“What?” That was the first thing I said when the screen cut to black and the credits started to roll on Assassination Nation. How could you honestly say anything else?
It’s very hard to watch Assassination Nation. Outside of its possible triggering content (which it warns at the beginning of the film), it’s just a really jarring film. Yes, it all makes sense in terms of what happens, and it’s a well-made, stylish, modern exploitation film, but it’s also very confusing.
We begin with Lily, a young high school student whose life revolves around fashionably flashy clothes, social media, and her friends surviving the daily grind of secondary education. In a fictionalized Salem, Lily and her friends suddenly face anarchy when half of their town is hacked and mayhem arises in the streets. In a nutshell, that’s what this film is about: how information can lead to insurrection. At the end of the day I tried to boil this movie down to being about victimization and marginalization since it certainly does have a lot to say about that. We see marginalized groups become victims of the hacks first, and then we see how the young girls become another part of an unseeable system that has no care for what disastrous situations it causes. Who’s the hacker too? The film is less concerned with this and more concerned with what consequences the hacker causes.
Writer-director Sam Levinson does an exceptional job on both fronts. His script at times is genuinely hilarious but also deeply unnerving. He pushes the themes and horrors of his concept to their extreme but weaves realistic dialogue throughout, which points out that in our conversations we make light of a lot of darkness.
His direction is intentional and impactful. Our protagonist is almost constantly illuminated with fluorescent pink light, and he ditches realism at times to focus on making a visually powerful shot. Toward the beginning of the film, when the girls go to a party, he uses a split screen effect to make the screen look like a Snapchat or Instagram post. These characters’ lives are entirely superficial, and Levinson constantly brings attention to that—albeit to varying effectiveness. His film is still visually captivating; his attention to how the scenes are lit is meticulous and incredibly well-done.
What struck me the most about this film is that I couldn’t tell if it was gratuitous to make a point or if it goes too far and loses sense of the mentality that it was trying to critique in the first place. Many call it a “modern day retelling of the Salem witch trials,” but it seems to be much more than that. To simplify the film like that doesn’t really do it justice for all of the heavy-lifting it does on other fronts. It’s also a deconstruction of the social norms and expectations that we have as a social-media driven culture. While many stories seem to falter in their critique of this new system of communication, Assassination Nation unabashedly lives in it, and it shows how those who are perpetually victimized in society are also victimized online.

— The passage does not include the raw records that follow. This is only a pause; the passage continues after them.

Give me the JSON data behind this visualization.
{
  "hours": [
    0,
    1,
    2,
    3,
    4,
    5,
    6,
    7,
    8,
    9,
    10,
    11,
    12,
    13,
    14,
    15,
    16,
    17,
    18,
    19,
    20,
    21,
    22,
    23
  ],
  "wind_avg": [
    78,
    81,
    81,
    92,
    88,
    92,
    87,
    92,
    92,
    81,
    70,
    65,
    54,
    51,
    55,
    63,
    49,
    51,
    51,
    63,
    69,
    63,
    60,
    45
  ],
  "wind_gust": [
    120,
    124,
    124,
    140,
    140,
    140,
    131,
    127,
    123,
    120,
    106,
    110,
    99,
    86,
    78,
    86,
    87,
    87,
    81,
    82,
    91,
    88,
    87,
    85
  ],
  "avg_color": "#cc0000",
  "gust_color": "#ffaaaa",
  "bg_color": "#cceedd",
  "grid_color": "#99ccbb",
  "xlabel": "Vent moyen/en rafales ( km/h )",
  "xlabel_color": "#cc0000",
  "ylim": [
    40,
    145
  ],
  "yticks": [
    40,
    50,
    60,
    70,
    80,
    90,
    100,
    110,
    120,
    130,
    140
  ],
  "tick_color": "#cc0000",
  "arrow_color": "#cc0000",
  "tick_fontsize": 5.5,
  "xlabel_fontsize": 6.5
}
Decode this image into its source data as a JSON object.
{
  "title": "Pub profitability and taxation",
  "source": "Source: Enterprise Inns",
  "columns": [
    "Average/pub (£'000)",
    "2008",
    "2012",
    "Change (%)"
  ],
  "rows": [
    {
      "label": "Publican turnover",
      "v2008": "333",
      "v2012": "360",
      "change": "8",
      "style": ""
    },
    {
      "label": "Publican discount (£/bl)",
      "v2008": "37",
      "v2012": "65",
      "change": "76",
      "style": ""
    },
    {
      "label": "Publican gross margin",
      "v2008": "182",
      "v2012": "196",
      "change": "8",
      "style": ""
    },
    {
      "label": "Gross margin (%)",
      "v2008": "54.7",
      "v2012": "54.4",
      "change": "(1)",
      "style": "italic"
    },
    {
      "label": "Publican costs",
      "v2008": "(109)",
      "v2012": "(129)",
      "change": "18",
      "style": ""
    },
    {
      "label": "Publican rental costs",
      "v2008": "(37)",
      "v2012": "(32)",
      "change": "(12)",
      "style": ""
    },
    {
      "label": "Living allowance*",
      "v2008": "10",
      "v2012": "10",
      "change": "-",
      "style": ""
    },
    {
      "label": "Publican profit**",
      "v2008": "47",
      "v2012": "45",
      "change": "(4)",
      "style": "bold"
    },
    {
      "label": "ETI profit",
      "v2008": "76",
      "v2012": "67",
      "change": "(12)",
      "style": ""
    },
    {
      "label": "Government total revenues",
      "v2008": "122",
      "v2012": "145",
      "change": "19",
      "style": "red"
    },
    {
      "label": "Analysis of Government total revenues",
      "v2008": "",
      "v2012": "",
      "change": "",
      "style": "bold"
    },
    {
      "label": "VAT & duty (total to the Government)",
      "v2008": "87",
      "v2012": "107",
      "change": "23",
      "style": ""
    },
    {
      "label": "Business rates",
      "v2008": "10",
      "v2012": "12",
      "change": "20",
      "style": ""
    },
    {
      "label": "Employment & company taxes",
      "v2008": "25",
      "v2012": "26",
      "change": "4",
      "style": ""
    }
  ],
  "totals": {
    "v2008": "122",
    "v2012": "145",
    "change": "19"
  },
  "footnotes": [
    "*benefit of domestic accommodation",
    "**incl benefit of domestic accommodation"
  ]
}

Perhaps Assassination Nation is a bit too dramatic for its own good, but it seems to speak to a fear of the great unknown about the internet and social media. Is social media helping us in the long-run, or are we just letting ourselves be consumed by it? Levinson doesn’t know, nor does he pretend to, but he rightfully feeds a lot of anxiety around it. With this film, he begs us to examine the ways we behave with these new systems in place.